Takımın faaliyetleri normal şekilde devam etti. Giro'dan sonra Tudor, İtalya Turu'nun U23 yarışında da yarıştı, Danimarka ve Belçika'daki yarışlarda ve Tour de Suisse'de yarıştı. Meyer şöyle diyor: "Bazen kendimizi sınırlarımıza kadar zorluyorduk. Yapımız birçok şeye uyum sağlamak zorundaydı." Bu, gider fişlerini kontrol eden ve aniden çok daha fazla işi olan çalışana bile uzanıyordu.
Tur, Tudor için hem avantajları hem de dezavantajları olan bir vitrin. Bir yandan sponsorların beklentilerini yükseltirken, diğer yandan katılım sponsor bulmayı kolaylaştırıyor. Başlamadan kısa bir süre önce Tudor, büyük bir nakliye şirketiyle ortaklık duyurdu. Meyer şöyle diyor: "Tour de France'ta temsil edilmek, potansiyel sponsorlarla müzakerelerde bize yardımcı oluyor."

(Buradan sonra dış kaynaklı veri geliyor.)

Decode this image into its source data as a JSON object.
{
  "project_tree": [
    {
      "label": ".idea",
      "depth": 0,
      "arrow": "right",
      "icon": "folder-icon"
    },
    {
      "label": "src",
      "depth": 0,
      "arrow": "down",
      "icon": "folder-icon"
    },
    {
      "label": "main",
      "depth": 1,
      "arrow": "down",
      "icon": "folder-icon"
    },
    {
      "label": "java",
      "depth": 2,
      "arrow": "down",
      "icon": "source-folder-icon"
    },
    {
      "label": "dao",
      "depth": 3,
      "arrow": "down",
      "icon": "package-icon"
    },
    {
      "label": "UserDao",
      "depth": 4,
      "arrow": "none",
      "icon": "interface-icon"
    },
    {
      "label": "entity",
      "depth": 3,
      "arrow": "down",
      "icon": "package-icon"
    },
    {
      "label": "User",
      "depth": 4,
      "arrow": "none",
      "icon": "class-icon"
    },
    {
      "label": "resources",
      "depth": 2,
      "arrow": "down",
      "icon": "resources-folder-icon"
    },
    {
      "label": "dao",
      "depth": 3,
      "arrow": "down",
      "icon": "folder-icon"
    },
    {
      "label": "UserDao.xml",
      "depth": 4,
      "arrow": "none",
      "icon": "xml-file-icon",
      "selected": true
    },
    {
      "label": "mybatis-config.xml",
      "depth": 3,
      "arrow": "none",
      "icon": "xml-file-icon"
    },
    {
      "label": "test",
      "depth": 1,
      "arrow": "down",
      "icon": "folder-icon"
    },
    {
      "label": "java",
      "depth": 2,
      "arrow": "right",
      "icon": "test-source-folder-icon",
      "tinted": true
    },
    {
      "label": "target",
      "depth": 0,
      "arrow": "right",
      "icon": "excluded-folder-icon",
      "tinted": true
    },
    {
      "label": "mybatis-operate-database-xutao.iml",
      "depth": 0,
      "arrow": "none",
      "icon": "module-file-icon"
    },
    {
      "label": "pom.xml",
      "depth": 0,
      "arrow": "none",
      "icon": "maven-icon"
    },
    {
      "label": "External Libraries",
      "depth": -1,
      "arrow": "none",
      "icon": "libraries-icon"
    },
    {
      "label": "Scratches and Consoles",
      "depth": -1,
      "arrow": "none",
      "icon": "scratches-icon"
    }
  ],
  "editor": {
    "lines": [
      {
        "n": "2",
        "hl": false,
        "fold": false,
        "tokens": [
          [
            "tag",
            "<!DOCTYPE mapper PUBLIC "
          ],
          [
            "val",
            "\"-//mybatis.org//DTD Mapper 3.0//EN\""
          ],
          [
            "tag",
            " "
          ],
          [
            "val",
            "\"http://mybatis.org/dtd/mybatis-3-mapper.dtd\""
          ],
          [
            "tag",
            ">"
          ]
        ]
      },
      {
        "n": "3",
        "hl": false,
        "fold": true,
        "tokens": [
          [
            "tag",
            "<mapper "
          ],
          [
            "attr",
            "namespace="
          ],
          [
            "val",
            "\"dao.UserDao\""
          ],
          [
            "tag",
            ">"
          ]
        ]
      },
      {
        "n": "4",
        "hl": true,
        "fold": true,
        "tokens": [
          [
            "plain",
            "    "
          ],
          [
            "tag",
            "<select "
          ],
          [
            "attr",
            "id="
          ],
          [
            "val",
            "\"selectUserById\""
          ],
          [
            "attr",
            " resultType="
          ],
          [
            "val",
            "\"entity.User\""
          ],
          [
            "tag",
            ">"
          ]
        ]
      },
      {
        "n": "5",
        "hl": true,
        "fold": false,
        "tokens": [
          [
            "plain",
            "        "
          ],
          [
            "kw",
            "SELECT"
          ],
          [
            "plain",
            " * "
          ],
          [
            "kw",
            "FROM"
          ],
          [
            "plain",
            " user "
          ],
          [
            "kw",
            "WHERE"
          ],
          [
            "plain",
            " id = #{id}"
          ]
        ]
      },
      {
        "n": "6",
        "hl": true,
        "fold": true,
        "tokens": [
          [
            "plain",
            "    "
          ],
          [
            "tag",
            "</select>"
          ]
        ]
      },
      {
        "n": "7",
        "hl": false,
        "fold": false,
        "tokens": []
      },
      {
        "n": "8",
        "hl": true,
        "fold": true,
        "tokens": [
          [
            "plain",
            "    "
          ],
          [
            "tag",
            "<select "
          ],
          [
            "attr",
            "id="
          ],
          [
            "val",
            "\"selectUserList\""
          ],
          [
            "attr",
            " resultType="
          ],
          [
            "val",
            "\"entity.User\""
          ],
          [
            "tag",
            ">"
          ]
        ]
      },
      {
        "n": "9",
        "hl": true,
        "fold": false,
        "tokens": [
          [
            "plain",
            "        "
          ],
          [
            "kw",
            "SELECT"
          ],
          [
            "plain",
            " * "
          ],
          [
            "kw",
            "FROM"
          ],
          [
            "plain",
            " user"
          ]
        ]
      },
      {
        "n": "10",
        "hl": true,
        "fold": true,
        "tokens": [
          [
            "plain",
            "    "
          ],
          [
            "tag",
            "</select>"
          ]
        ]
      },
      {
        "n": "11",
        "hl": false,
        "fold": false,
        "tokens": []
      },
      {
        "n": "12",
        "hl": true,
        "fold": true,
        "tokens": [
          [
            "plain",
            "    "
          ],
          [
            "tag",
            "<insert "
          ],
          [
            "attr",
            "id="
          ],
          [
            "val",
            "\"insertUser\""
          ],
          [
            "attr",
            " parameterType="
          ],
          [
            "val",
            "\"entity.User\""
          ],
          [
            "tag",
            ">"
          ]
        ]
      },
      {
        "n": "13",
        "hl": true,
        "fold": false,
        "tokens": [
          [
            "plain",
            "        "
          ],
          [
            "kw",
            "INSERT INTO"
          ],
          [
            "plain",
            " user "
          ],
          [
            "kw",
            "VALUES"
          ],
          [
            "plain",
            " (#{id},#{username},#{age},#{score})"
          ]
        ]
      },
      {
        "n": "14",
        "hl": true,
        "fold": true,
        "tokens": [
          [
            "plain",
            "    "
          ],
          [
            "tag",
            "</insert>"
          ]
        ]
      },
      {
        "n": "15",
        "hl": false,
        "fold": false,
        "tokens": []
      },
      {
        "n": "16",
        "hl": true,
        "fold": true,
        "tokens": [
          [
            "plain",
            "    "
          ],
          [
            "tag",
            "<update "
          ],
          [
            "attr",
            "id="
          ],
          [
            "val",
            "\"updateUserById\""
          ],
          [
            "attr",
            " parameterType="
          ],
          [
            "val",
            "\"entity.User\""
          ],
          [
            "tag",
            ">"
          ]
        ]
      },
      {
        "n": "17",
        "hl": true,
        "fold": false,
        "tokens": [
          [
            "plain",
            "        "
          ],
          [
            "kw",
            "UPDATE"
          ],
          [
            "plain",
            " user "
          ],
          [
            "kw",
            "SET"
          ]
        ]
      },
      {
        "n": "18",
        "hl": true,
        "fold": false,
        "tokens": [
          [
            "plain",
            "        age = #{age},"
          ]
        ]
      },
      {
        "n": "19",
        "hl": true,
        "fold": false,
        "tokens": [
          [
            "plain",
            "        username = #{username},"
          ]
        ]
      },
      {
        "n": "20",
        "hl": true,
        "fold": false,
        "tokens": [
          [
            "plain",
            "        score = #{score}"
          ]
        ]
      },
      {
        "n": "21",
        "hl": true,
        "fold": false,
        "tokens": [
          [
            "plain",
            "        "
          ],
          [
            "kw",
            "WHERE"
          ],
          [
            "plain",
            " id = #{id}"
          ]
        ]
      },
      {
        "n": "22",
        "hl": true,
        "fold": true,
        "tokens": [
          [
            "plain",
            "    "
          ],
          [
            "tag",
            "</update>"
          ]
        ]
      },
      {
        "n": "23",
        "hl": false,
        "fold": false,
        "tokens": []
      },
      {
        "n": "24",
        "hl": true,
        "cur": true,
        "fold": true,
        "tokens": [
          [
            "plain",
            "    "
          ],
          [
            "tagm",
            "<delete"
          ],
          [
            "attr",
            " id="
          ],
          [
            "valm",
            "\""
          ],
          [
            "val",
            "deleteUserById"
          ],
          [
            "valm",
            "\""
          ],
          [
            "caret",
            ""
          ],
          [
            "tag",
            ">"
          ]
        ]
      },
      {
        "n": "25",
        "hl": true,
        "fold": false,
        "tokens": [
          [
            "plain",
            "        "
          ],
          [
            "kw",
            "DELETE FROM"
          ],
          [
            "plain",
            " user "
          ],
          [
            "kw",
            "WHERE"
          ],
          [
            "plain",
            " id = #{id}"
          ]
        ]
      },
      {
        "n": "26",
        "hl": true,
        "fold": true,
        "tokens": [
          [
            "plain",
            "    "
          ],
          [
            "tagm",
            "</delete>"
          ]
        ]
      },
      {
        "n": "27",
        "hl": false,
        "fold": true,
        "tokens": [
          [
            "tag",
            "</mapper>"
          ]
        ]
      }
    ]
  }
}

Tudor sarı boyayı evde bıraktıMeyer, bir ayrıntıya çok az dikkat etmekten çekiniyor. "Her zaman yeterli buzumuz olsun ve sürücüler serinlesin diye özellikle soğutuculu bir araba kiraladık," diyor Meyer. O ve ekibi hiçbir şeyin unutulmamasını sağlamak için her ayrıntıya dikkat etmeye çalışıyor; bu da Sisifos'un görevi. Meyer, profesyonellerin performansını düşürebilecek herhangi bir hatadan kaçınmak istiyor.
Meyer'in istediği olursa, Alaphilippe ve Marc Hirschi etrafındaki ekip ilk etaplardan itibaren yeteneklerini kanıtlamalı. Pazar günü Boulogne-sur-Mer'de bitişi olan engebeli ikinci etap, yardımcı kaptanlar için özellikle uygun. Meyer büyük hayaller kurduğunu ve vizyonlarla düşündüğünü söylüyor. Bu günlerde, ilk haftada sarı mayoyu giyen bir Tudor sürücüsünün hayalini kuruyor.
Bazı takımlar sürücülerinden biri genel lider olur olmaz bisikletlerini sarıya boyarlar. Costa ve Meyer sarı boyayı evde bıraktı. Meyer şöyle diyor: "Bunu ancak Paris'e sarıyla vardığımızda yapacağız." Yani hayaller ve vizyonlar yakın zamanda ortadan kalkmayacak.